2.原因を対処しなくてもいい

 読子さんは、じっと黙ったまま、しばらく動かなかった。ぼくは読子さんがなにかを話すのを、ただ待っていた。待っていれば、読子さんがなにかを話してくれることを知っているくらいには、ぼくと読子さんのつながりは深い。

 守られた沈黙が開かれる瞬間を待っている。ここにはぼくと読子さんしかいないはずだから、破られた沈黙はぼくたち二人だけの秘密で終わるはずだ。たぶんね。


 ――そうだね、なにか、言うとするなら……


 読子さんがおだやかな声でそうはじめる。ぼくは読子さんを見つめた。読子さんはそれからまた数秒、目を閉じて時間を置く。読子さんはだいじなことを言うとき、たっぷり時間を取る。


 読子さんはぼくにクイズを出した。高層デパートの最上階に、超人気のレストランがある。デパートはどの階も繁盛してる。結果、レストランに向かう唯一の手段であるエレベーターは大混雑。客は不満でいっぱい。エレベーターの数を増やせ。レストランに行かない客にエレベーターを使わせるな。レストランはいつもクレームばかり。さて、どうやってこの問題を解決する?

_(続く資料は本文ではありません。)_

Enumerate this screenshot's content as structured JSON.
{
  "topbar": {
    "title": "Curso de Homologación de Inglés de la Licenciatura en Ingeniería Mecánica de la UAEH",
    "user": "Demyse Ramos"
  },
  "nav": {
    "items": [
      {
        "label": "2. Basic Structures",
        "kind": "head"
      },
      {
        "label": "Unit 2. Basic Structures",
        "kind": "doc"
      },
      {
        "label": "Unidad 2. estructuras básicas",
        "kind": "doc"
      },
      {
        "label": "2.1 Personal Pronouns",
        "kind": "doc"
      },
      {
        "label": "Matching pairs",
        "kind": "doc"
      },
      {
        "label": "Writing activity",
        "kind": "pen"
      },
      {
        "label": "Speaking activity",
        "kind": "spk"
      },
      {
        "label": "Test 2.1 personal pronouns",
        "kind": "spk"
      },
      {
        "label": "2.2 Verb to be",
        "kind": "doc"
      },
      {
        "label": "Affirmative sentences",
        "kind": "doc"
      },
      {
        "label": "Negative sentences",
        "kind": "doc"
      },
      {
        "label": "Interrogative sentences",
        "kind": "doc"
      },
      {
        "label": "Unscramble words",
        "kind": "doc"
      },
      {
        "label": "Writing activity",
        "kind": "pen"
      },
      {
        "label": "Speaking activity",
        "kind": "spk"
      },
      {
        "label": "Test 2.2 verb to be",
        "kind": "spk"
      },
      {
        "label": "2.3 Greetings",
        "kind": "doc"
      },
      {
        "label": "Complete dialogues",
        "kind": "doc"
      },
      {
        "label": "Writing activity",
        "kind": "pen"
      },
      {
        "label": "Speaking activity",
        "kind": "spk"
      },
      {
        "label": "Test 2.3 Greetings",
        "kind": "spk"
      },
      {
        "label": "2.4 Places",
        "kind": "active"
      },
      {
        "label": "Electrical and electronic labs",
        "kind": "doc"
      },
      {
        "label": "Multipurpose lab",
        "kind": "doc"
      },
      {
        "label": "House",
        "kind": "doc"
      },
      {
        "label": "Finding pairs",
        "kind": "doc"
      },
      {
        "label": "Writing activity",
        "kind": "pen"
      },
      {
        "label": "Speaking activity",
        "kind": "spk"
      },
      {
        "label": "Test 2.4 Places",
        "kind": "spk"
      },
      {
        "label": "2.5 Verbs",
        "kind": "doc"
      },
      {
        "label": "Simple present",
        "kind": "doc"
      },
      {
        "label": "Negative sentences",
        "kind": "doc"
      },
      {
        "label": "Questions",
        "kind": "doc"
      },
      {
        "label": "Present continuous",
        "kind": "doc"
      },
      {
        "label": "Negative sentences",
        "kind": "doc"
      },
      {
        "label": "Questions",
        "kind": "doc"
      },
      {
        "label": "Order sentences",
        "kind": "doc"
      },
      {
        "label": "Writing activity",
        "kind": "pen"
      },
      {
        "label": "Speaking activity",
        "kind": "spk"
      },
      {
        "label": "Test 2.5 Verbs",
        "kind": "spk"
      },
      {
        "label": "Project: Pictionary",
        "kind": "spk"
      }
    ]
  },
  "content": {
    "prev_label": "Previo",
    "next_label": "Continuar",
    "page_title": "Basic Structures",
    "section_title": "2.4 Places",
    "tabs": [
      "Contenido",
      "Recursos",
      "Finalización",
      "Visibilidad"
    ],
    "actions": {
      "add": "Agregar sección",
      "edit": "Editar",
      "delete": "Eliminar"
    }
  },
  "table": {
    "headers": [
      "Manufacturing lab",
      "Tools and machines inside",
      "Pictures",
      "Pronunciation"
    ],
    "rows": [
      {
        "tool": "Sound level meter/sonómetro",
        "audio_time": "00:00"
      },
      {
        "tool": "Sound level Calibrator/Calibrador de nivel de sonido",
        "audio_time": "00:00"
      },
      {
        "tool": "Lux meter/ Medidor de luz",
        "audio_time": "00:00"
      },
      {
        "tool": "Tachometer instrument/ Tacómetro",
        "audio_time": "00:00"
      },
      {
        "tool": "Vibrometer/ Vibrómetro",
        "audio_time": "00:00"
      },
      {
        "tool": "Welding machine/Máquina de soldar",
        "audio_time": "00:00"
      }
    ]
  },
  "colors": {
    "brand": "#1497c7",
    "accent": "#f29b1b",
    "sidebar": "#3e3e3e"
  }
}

 ぼくはじっと考える。しかたがない。レストランを最上階から下の階に移すわけにはいかない。このレストランはデパートの最上階にあるから人気があるんだ。お値段以上の料理とデザート、夜景もきれいでデートにも最適。お薦めはチキンのグリルだ。誓ってもいい。食べればなんとなく小説も上達して、人生が前向きになるかもしれない。……責任は持たない。


 話がずれた、戻そう。さて――どうやって、客の不満を解決するか。ぼくはひとつ息をつく。エレベーターを増やす? レストラン以外の客はエスカレーターを使わせる? ……そのレストランだけのために?


 時間切れ。読子さんはそういってにっこり笑う。これはたわむれみたいなものだ。もしぼくが答えを知っていたとしてもぼくは読子さんに時間切れと言われるのを待つ。……強がりと思われても、とりあえずこの場面は構わない。


 正解のまえに――と、読子さんはもう一度目を伏せる。正解のまえに踏まえておかなくてはならない大事なことがある。そこにお客さんの不満があるというのは紛れもない現実。それだけは、解決するのか、できないのかとは別に、うけとめたい。そう読子さんは言った。こういうところが読子さんはやさしい。


 さて、正解は。正解というよりも、ひとつの解決案か。それはエレベーターホールに鏡やメニュー、映像を流すディスプレーなんかを設置することだ。不満の中心は、待ち時間が長いことによるいらいらから生まれる。その待ち時間を無くすことが難しいなら、待ち時間で生じるいらいらを消してしまうのだ。待ち時間に鏡で身だしなみを整えてもらったり、メニューを見て期待を高めたりしてもらえばいい。


 尖っているところは、ちょっと困ったように見えるかもしれないけれど、でもそれは、大事なアイデンティティかもしれないから、それを活かすかどうか、しっかり見極めたいよね、と、読子さんは言っていた。


 読子さんはそう言うにとどめた。これが、なにかの解決に繋がるかどうかはわからないが……一つの考えかたの材料、立場の取り方としては、ありうるんじゃないだろうか。不満を実感し、不満の原因を探り、原因を取り除くやりかたのほかに、不満を実感し、原因とは別に不満を取り除く方法がとれるなら、それも一つの道だということだ。